Sulla base della sentenza della Corte Europea, del GIP Paola Di Nicola et altre sentenze risulta chiaro come il calcolo delle MULTE QUOTE LATTE, da parte di AGEA, sia stato aleatorio, mentre il danno subito dall’intero settore di allevamento e produzione italiano sia stato pesante.
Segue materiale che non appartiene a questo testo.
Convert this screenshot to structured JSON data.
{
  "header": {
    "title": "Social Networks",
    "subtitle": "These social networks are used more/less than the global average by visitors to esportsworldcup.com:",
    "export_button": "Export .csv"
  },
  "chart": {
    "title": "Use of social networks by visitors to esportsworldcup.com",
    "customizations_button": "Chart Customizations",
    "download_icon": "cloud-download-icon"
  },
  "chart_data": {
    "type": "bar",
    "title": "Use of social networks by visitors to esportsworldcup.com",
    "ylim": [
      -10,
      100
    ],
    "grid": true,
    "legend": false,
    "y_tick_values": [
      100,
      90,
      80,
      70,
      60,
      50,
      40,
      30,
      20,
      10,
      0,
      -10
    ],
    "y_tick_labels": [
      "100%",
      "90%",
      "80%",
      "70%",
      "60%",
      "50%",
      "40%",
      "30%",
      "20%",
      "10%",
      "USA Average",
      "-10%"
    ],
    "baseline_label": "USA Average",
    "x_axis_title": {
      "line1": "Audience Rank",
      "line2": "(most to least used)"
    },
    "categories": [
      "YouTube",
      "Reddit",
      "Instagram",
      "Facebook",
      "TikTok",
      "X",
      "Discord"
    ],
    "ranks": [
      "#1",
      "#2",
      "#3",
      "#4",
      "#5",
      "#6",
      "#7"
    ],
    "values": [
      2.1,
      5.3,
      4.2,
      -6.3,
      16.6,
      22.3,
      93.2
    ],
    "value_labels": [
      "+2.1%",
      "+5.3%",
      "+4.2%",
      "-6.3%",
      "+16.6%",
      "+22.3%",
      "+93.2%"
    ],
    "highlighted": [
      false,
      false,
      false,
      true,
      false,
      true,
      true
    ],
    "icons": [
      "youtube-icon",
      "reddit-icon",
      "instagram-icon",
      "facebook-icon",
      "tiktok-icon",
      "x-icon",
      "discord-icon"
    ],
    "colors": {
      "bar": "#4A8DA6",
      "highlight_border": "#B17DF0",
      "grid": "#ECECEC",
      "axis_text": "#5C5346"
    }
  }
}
Si può configurare un crimine contro la società, poiché da una parte vi sono stati diversi suicidi conseguenti all’applicazione errata delle quote latte e delle multe conseguenti, secondo perché il settore si sta disintegrando con la chiusura in tutte le provincie di stalle da latte, aumento della disoccupazione e conflittualità sociale.

Conseguenze sociali delle indebite multe

L’improvvida se non criminale ed errata gestione delle quote latte in Italia, ha generato drammi sociali tra la maggior parte degli allevatori: famiglie distrutte, disintegrazione dell’azienda di famiglia, suicidi di allevatori (4 solo nella zona del veronese), situazioni di vita indicibili degli allevatori con la spada di Damocle del carico debitorio costantemente sulla testa, senza parlare del ricorso ad avvocati e tribunali.

E’ necessario mettere un punto fermo definitivo sulla vicenda che sta demolendo il settore primario, di vitale importanza per l’intera società italiana.

 

Conclusioni

Secondo la politica economica PROUTISTA, le Zone Socio-Economiche, che dovrebbero essere realizzate e istituite in Europa, dovrebbero essere AUTOSUFFICIENTI. Non dovrebbero essere applicate, per nessun motivo, quote produttive in quanto il PROUT prevede una pianificazione delle produzioni in funzione dei consumi locali. Se vi sono surplus produttivi ogni ZSE dovrà o rivedere le proprie produzioni o trasformare i prodotti in funzione della domanda.

Non si può applicare la regola del “Vantaggio Comparato di David Ricardo” e sostenuto come caposaldo dal WTO, perché tale regola di interscambio internazionale non ha funzionato come direttiva generale. Quindi la UE non ha fatto un buon servizio alle economie dei paesi membri istituendo le Quote per cereali, Olio, Latte, etc.

 

1. Renata Lizzi, Professoressa associata confermata, Dipartimento di Scienze Politiche e Sociali, Università di Bologna.

2. Stefano Castriota, Professore di Economia all’Università di Pisa. Ha conseguito un Ph.D. all’Università di Roma Tor Vergata, un M.Phil. alla Stockholm School of Economics, un M.Sc. all’Università Luigi Bocconi ed una Laurea all’Università di Roma La Sapienza.